そんな最初の国にしては門が立派なんだけど…。
「さて、審査場に行きますか」
「審査場?」
〜始まりの街、テネグロ〜
「ここに荷物全部置いて」
「あ、はい」
どうやら審査場とは入国審査のようなことを行う場所だった。手荷物のチェックなどを軽く行い、問題なしなら通れる。もちろん通れた。
「お疲れ」
「ヤミーさん達は早かったんですね」
飲み物片手にくつろいでいるので早く終わったのだろう。あ、ホットココア飲みたいな。
「俺たちはギルドカードでパスできるからね」
「ギルドカード?」
「ギルドに所属していると貰えるカードさ。まぁ、ギルドは商人ギルドと冒険者ギルドの二つに大きく分けられる」
「私たちは冒険者ギルドよ。ミヤビも登録した方がかなり楽になるわ」
確かに。毎回国に戻った時に1時間もかかったらもったいない。
「じゃあ…あとで登録してみようかな」
「よし、一回ギルドに行こう!」
「ぼ、僕もですか?」
「だって、お宝の鑑定しないと。ミヤビの分け前もあるのよ?」
「僕はいらないですよ」
「何言ってるの!?ひょっとして寝ぼけてる?こっちは助けられたんだから本当は全部ミヤビでも文句言えないのよ?」
そ、そうなの?でも、少し暮らせるお金さえ貰えればそんなに大金は…。あぁ、ある程度武器とか揃えたら寄付すればいいのか。
「…ある程度は自分のために使いなさいよ?」
心を読まれた?この世界の人も心を読むのがスタンダードなのかな?
「…まあ、貴方のお金だし、好きにすると良いわ」
そうこうしてるうちに冒険者ギルドと書かれた立派な建物に到着した。今更だが言葉は日本語であり、文字も全て同じである。
「ま、マスター!あれ!」
「…おや?【煌めく翼】か?」
木製の扉を開けると広間があり、カウンターに若くて綺麗な女性とナイスミドルなオジさんがいた。
「遅かったな。全滅したのかと思ったぞ」
「いやー、全滅しかけましたよ。あのダンジョンは中級でも厳しいです」
「ふむ。それじゃ入場制限をかけないとな」
「ギルドマスター!詳しい話は後でいいですか?私お風呂に入りたいんですけど…」
長話になりそうなのを感じたのかヤミーさんが割り込んだ。へぇ、この世界にもお風呂があるのか。せめてシャワーがあればいいと思ってたから少し嬉しい。

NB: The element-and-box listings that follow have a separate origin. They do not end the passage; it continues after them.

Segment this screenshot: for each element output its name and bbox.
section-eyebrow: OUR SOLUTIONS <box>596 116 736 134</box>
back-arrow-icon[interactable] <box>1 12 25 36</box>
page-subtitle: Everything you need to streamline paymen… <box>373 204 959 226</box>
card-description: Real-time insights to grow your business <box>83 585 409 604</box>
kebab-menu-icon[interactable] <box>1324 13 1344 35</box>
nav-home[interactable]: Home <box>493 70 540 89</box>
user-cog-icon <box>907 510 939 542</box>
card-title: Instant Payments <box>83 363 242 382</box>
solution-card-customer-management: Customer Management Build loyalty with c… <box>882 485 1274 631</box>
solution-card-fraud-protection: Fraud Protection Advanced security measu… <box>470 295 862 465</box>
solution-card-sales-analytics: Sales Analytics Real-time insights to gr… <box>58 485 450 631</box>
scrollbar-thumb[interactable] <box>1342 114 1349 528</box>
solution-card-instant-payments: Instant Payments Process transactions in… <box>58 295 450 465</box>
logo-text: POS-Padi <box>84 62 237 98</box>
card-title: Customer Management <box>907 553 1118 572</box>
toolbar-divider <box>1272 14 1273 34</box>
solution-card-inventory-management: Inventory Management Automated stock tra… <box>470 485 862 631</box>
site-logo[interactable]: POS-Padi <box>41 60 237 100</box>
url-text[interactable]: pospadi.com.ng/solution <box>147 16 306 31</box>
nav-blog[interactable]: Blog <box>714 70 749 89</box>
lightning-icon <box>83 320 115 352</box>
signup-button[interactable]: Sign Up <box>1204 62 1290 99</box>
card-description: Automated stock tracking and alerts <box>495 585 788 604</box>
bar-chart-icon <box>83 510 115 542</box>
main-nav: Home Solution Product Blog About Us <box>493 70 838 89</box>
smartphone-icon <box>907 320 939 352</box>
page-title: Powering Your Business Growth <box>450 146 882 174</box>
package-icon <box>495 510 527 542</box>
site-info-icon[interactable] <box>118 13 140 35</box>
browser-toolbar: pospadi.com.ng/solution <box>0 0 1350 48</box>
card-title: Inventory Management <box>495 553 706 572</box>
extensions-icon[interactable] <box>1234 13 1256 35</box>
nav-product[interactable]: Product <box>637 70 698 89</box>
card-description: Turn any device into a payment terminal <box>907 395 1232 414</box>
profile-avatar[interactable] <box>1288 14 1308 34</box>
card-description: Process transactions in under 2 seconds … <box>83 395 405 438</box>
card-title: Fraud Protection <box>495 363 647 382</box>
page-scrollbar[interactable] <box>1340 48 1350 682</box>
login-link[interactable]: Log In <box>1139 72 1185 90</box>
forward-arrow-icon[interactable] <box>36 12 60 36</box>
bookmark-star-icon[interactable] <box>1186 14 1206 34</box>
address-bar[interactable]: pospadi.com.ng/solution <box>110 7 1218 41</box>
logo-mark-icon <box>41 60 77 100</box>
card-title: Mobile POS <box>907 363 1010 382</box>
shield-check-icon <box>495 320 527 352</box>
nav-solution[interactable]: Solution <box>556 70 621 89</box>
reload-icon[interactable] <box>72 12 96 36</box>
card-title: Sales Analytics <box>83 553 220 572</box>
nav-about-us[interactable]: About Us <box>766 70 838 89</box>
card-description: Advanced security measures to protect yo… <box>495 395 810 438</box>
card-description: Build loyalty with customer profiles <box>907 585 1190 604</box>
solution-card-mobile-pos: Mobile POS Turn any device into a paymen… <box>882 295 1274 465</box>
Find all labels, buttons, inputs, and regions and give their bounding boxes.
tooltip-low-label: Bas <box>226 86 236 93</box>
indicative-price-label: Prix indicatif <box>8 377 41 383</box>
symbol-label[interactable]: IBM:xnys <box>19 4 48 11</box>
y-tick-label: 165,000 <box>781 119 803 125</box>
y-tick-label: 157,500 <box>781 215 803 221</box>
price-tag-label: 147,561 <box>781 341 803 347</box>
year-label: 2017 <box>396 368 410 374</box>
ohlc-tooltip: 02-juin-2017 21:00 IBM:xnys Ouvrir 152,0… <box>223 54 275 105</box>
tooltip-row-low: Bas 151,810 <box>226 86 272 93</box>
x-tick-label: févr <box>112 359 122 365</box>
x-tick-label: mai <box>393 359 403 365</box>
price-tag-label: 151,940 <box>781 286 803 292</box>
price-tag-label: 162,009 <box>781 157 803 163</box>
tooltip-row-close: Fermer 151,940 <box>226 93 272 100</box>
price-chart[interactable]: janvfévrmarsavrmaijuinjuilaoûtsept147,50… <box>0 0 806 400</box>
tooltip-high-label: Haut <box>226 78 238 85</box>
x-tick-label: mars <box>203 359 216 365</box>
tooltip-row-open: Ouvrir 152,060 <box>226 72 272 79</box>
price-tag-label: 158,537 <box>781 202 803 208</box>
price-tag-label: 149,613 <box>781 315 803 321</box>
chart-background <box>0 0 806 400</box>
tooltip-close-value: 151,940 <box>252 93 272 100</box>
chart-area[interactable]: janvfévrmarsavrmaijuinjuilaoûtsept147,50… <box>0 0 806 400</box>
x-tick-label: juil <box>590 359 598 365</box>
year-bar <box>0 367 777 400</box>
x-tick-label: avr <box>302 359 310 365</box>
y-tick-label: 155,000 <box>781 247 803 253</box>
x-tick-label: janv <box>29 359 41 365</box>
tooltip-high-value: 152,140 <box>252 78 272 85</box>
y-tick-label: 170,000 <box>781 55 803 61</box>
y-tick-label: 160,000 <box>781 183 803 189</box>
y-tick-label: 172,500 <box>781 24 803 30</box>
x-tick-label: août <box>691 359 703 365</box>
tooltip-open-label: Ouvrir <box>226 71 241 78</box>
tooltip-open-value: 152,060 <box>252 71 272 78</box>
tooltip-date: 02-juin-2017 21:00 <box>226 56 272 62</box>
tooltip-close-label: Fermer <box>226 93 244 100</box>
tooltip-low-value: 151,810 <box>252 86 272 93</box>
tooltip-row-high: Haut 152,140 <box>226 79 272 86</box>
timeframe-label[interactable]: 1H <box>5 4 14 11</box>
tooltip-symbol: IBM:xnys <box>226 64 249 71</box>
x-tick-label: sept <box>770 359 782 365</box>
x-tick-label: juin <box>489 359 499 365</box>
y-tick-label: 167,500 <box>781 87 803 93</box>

「おお、そうだな。無料で浴場に入れるように言っておくから、鑑定する品を出して、行ってきていいぞ」
「「「やったー!!!」」」
無料と聞いて大喜びしている。さて、僕はどうしようか。
「あ、ギルドマスター!この人、私たちの命の恩人なんで、この人も無料にしてください!」
「ん?そうなのか。すぐ手配しよう」
「あ。ありがとうございます」
「礼を言うのはこちらだ。助けてもらったようだしね。詳しい話は後で聞かせてもらうが…いいかね?」
「ええ。構いません」
「…ギルドマスターとして、君の働きに感謝する。3人を救ってくれて、ありがとう」
〜浴場〜
「いやー、ギルマスが頭下げるとはな」
「びっくりしたな!」
ユニオンとジャックが僕たち以外誰もいない浴場でそう言う。もちろん混浴ではない…期待してなかったと言えば嘘になるが。
「そんなに珍しいことですか?」
「あの人は若い頃は武闘派の冒険者でな、100人くらいの盗賊団を1人でぶっ潰したんだ」
「他にも色んな伝説を持つ上級冒険者だからな。この辺の奴らはみんな頭が上がらないんだよ」
軽く貴族レベルだと言う。そんな人に頭を下げて貰えたのか。貴重な体験だったんだね。
「さて、鑑定はどうなったかな?」
「よゆーで大金貨10枚はいくと思うぜ!」
「そんなに行きますかねえ?」
口ではそう言うが、内心楽しみではある。
なにせ自分の力でお金を稼ぐのは初めてだしね。
石貨・・・1円
鉄貨・・・10円
銅貨・・・100円
銀貨・・・1,000円
金貨・・・10,000円
大金貨・・100,000円
白金貨・・1000,000円
物価はかなり安いです。安いパン1個で鉄貨1枚です。
目安ですので、自分の中で変換していただいて結構です。